Today, however, I am not that same person. 

Life changes us and my life has drastically changed me in the last four years. Then I lived in Michigan. I had two furbabies and my momma lived 2 miles down the road. I took care of their needs and I worked a couple days a week in the salon. My Roomy worked full time and we were busy people with good lives.

Four years. What a difference such a short time can make. We now live in Florida with one surviving furbaby and Momma has been gone for a week shy of a year. Sadie has been gone a week shy of 8 months. We have been in our new home a little more than a week shy of 8 months. The few months following the death of Momma and again or still following Sadie's death, I longed. I longed for the ache to leave me. I longed for the happiness of how blessed I still was to be enough. I longed for a time of peace that didn't hurt. That time has finally come.

I do not long for things past. I miss them, I remember with love and appreciation all things past and all the loves I've been blessed with, but I don't long for those days because it would only bring darkness into my day. I am where I am meant to be and I am the person I am meant to be. I am, once again, in the Light. I am a blessing to some and a source of irritation to others. A curse, if you will. 

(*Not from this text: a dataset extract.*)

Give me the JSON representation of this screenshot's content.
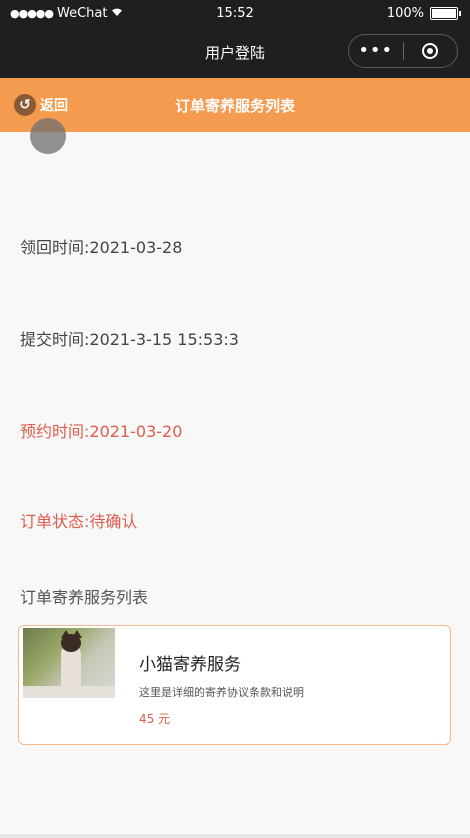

The person I am now is not as grounded. I am not as useful to anyone. I don't really have a purpose now. I have a life. I take our senior pup, Jake to the Doc as needed and make sure he has what medication makes him pain free and able to function and be a happy boy. Then I look at my children and grandchildren and I know that they were and are my real reason for being. I was given life to honor my parents, siblings and give birth to extraordinary people who gave birth to more extraordinary people. Maybe one of them will be President one day. Maybe one will inherit my ability to love without conditions. Maybe they all will.

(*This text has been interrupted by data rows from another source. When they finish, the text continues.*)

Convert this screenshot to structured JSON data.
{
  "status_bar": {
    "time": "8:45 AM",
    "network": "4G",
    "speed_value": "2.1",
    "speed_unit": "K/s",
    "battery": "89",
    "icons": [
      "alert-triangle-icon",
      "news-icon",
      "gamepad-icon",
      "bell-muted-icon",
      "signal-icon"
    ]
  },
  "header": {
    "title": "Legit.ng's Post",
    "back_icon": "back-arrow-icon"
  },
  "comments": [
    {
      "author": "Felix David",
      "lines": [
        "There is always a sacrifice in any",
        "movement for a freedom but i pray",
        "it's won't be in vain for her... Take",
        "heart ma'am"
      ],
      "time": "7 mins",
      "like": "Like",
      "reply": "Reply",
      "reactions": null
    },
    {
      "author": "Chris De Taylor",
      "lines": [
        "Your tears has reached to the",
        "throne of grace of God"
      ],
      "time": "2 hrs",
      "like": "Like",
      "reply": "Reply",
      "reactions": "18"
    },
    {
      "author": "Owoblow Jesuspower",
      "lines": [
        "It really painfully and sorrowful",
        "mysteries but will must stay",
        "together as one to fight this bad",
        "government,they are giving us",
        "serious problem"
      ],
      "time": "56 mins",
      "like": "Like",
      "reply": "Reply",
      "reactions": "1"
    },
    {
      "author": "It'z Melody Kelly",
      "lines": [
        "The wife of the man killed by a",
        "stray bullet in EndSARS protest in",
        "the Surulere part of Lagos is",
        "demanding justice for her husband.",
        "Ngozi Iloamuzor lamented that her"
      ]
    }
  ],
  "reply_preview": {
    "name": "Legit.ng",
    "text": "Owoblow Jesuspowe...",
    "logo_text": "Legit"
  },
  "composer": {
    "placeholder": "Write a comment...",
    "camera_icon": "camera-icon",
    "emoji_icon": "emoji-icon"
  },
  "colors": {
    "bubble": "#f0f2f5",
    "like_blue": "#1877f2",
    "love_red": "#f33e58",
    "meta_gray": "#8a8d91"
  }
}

The heartaches I've endured have been to teach me humility and gratitude. Lessons I have learned and live comfortably with now. I am nothing special and the world will go on just fine when I am gone, but I am loved by enough people that I will be missed and remembered. The sound of my voice is still comforting to some and my ear for listening and maybe sharing encouragement is still requested. That's who I am now. And my writings will keep me alive for those who come after I have moved on.

I am also a voice for the four legged house pets people take in and then drop off at the shelters or neighborhoods because they are too much trouble or expense. I advocate with my writing and my actions for furbabies to be family and loved and IN your home with the rest of your family. I preach good nutrition and not grocery store dog/cat food. Homemade or high quality food made in the US under controlled conditions, purchased through independent pet stores or online from the sources. Your babies are worth it and their health is all you can give them besides love and shelter. 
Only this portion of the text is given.